If the hemorrhoids are too swollen to be pushed back through the anus, then you may need a surgical procedure to relieve the swelling.
If the hemorrhoids remain swollen and trapped through the anus and nothing is done, then the hemorrhoid will not receive enough blood and start to die.
If this occurs, the hemorrhoid will become infected, and the infection can spread throughout the blood, making you very sick.
If you have continued bleeding, prolapsed hemorrhoids that cannot be pushed back into place, uncontrollable pain, or severe rectal itching , surgery is needed.
The surgeon might inject the hemorrhoids with a medicine to shrink them or place small rubber bands around the hemorrhoids to cut off the blood supply so they will die. These procedures are usually done in the office and don't require you to be put to sleep or admitted to a hospital.
Less commonly used treatments are cryotherapy in which the hemorrhoid is essentially frozen off, or laser therapy, in which the hemorrhoid is burned off.
Sometimes, it is necessary for the surgeon to actually cut the hemorrhoids off. In this case you will need to be put to sleep or have a spinal anesthetic.
Warm sitz baths 3 times a day and after each bowel movement along with increasing the amount of liquids and leafy vegetables in your diet are beneficial.
Any pain from hemorrhoids should be managed with over-the-counter pain relievers.
You may receive prescriptions for stool softeners, and these should be taken as directed by your doctor.

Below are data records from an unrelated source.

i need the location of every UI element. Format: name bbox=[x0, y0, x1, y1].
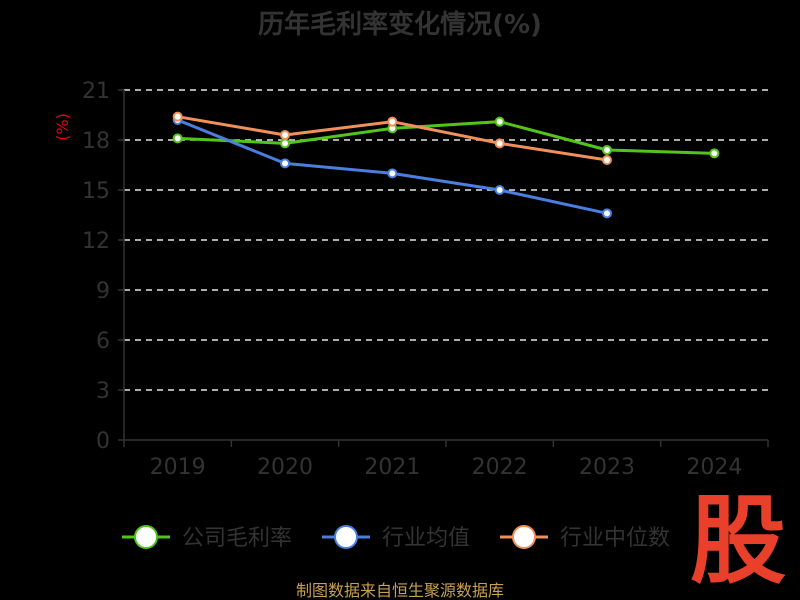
x-tick-label-2021: 2021 bbox=[364, 455, 420, 480]
y-tick-label-9: 9 bbox=[96, 279, 110, 304]
point-1-2021 bbox=[387, 168, 398, 179]
y-tick-label-12: 12 bbox=[82, 229, 110, 254]
grid-lines bbox=[124, 89, 768, 391]
legend-marker-1 bbox=[334, 525, 358, 549]
point-0-2019 bbox=[172, 133, 183, 144]
y-tick-label-6: 6 bbox=[96, 329, 110, 354]
x-tick-label-2019: 2019 bbox=[150, 455, 206, 480]
x-tick-label-2020: 2020 bbox=[257, 455, 313, 480]
point-2-2022 bbox=[494, 138, 505, 149]
series-lines bbox=[172, 111, 720, 219]
series-0 bbox=[172, 116, 720, 159]
series-line-0 bbox=[177, 120, 715, 155]
legend-item-0[interactable]: 公司毛利率 bbox=[122, 525, 292, 551]
x-tick-label-2024: 2024 bbox=[686, 455, 742, 480]
legend[interactable]: 公司毛利率 行业均值 行业中位数 bbox=[122, 525, 670, 551]
y-tick-label-21: 21 bbox=[82, 79, 110, 104]
point-2-2020 bbox=[280, 130, 290, 140]
y-tick-label-3: 3 bbox=[96, 379, 110, 404]
legend-marker-2 bbox=[512, 525, 536, 549]
logo-mark: 股 bbox=[690, 485, 786, 597]
x-tick-label-2023: 2023 bbox=[579, 455, 635, 480]
axes: 0 3 6 9 12 15 18 21 2019 2020 2021 2022 2023 2024 bbox=[82, 79, 769, 480]
y-axis-label: (%) bbox=[53, 113, 72, 141]
x-tick-label-2022: 2022 bbox=[472, 455, 528, 480]
point-1-2020 bbox=[280, 158, 290, 169]
point-0-2020 bbox=[280, 138, 290, 149]
legend-label-0: 公司毛利率 bbox=[182, 526, 292, 551]
y-tick-label-18: 18 bbox=[82, 129, 110, 154]
point-1-2023 bbox=[602, 208, 612, 219]
chart-title: 历年毛利率变化情况(%) bbox=[258, 9, 542, 40]
legend-item-1[interactable]: 行业均值 bbox=[322, 525, 470, 551]
point-2-2019 bbox=[172, 111, 183, 122]
legend-marker-0 bbox=[134, 525, 158, 549]
source-note: 制图数据来自恒生聚源数据库 bbox=[296, 581, 504, 600]
point-2-2023 bbox=[602, 155, 612, 165]
point-0-2023 bbox=[602, 145, 612, 155]
legend-item-2[interactable]: 行业中位数 bbox=[500, 525, 670, 551]
point-1-2022 bbox=[494, 185, 505, 195]
point-0-2022 bbox=[494, 116, 505, 127]
legend-label-1: 行业均值 bbox=[382, 526, 470, 551]
y-tick-label-0: 0 bbox=[96, 429, 110, 454]
point-2-2021 bbox=[387, 116, 398, 127]
legend-label-2: 行业中位数 bbox=[560, 526, 670, 551]
y-tick-label-15: 15 bbox=[82, 179, 110, 204]
series-2 bbox=[172, 111, 612, 165]
point-0-2024 bbox=[709, 148, 720, 159]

If you develop worsening pain, bleeding, fever , abdominal pain , or vomiting after being treated for hemorrhoids, then you should contact your doctor or go to the emergency department.
No definite way has been found to avoid hemorrhoids. Eating a high-fiber diet and avoiding straining at bowel movements is thought to aid in preventing hemorrhoids, but there is no way to completely eliminate the risk.
Most people with hemorrhoids have an excellent prognosis . You may have flare-ups of bleeding or slight discomfort from time to time, but they don't last long and can be relieved with care at home.